Могучие стальные полосы титаническим взмахом летят с одного берега Темзы до другого, образуя какие–то чудовищные ржаво–красные петли. Сквозь отверстие виден какой–то трудовой хаос: работают стальные великаны, вздымаются длинные, длинные руки кранов, чудится скрин, лязг и сопение этих левиафанов. Приглядитесь ближе: на мосту, теряясь в его железном величии, стоят люди. Черные крючочки, согбенные тени. Стоят и тупо смотрят на страшную возню машин. Безработные, быть может. Во всяком случае — люди, существа той породы, которая создала этот мост и эти машины и придавила себя тяжестью своих орудий производства. Это — люди, чье большинство порабощено идолом–машиной, которая, в идее своей, должна быть покорным рабом своего творца — человека. Потрясает контраст свирепо–надменного в своем ржавом величии стального моста, этой неумолимой дороги, с теми, кто по ней понуро бредет, — ее бедными, обманутыми строителями.

«Город. Будни». Сияет в выси золотой день. Но внизу, среди диковинных механизмов и угрюмых каменных стен — раб–человек: вереница тружеников капиталистической каторги тащится на свой пост. Черненькие фигурки, такие покорные, полунадломившиеся под ношей кирок, молотов, заступов.

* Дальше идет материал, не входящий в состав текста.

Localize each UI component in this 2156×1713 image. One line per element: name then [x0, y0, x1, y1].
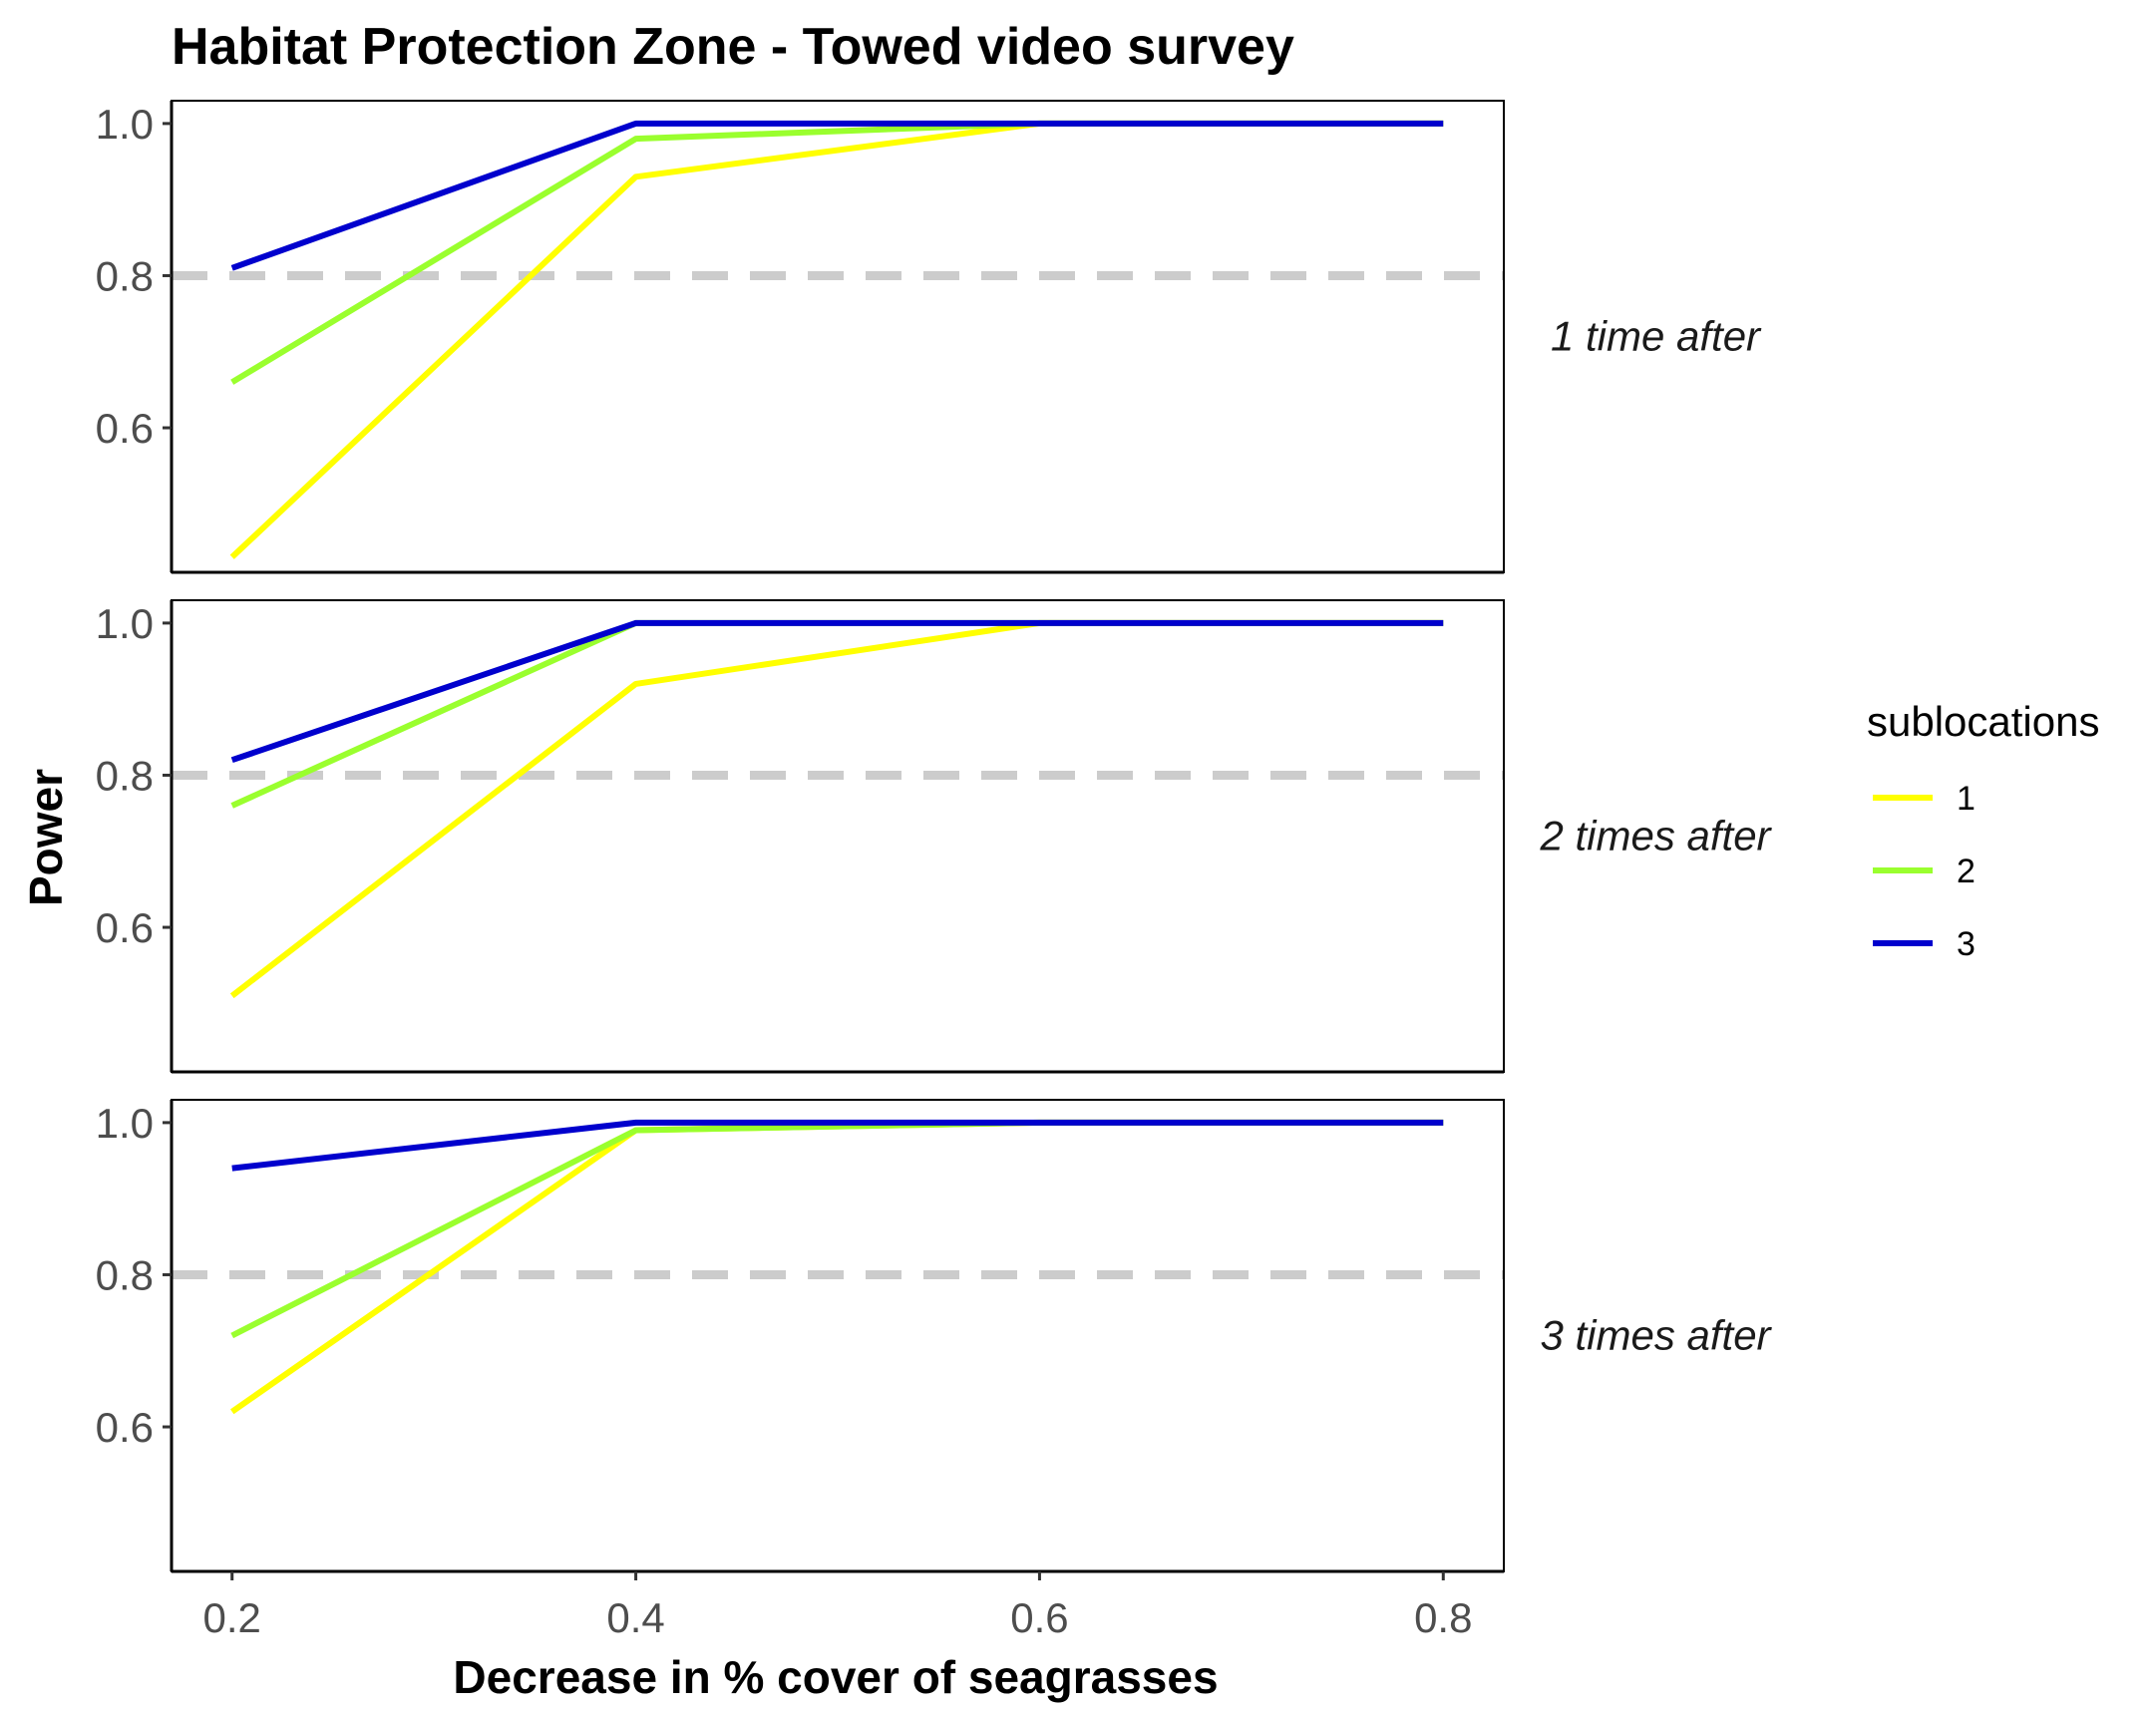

Но приходит и для них праздник. В городе, этом колоссальном механизме производства и эксплуатации, веселью отведено очень мало места: какой–то маленький квадрат, уныло окруженный забором; безвкусно и бедно, почти трогательно в своем убожестве разубраны доски забора чахлыми гирляндами и тряпками флагов. Посредине — такая же убогая, как нищая проститутка, знающая, что все–таки нужно принарядить нищету свою, — беседочка, и в ней кучка музыкантов: наяривают польку. И по всему двору, по всему квадрату кишат люди. Какая–то каша голов. Они танцуют. Они веселятся тут, трутся друг о друга, оттаптывают друг дружке ноги, а полька наяривает… — и душно, смрадно, пыльно. Глотают смрад и духоту, глотают жадно мгновения веселья!..

Это преувеличено, карикатурно, скажут мне.

Нет! Это только художественно уяснено, упрощено. И напоминает те страшные сказки По, в которых этот американский гений изображает грядущее капиталистической цивилизации: миллионы миллионов существ на земле, на воде и в воздухе; жизнь человеческая равна нулю; гибнут равнодушно, равнодушно живут и рождают — «нас так много, всего так много на свете, и все и всё так схожи меж собой!»

Город! Да, вот сущность его, сущность настоящего, самого важного города — города промышленного. Это страшное идолослужение, человеческие жертвоприношения людскими трудами созданному инструменту воли, подчинившему человеческую волю. «Человека забыли!» — кричит нам Добужинский, и от его крика веет настоящим ужасом.

Такие рисунки — уже картины, это поэтические произведения, символически обобщенные сатиры. Большие мысли приходят в голову перед рисунками Добужинского, большие надежды и радости порождаются, по закону контраста, из великой социальной перспективы. С Добужинским мы в сердце современности, и он умеет с победоносной силой сделать очевидным и живым для нашего чувства то, что теоретически признано разумом.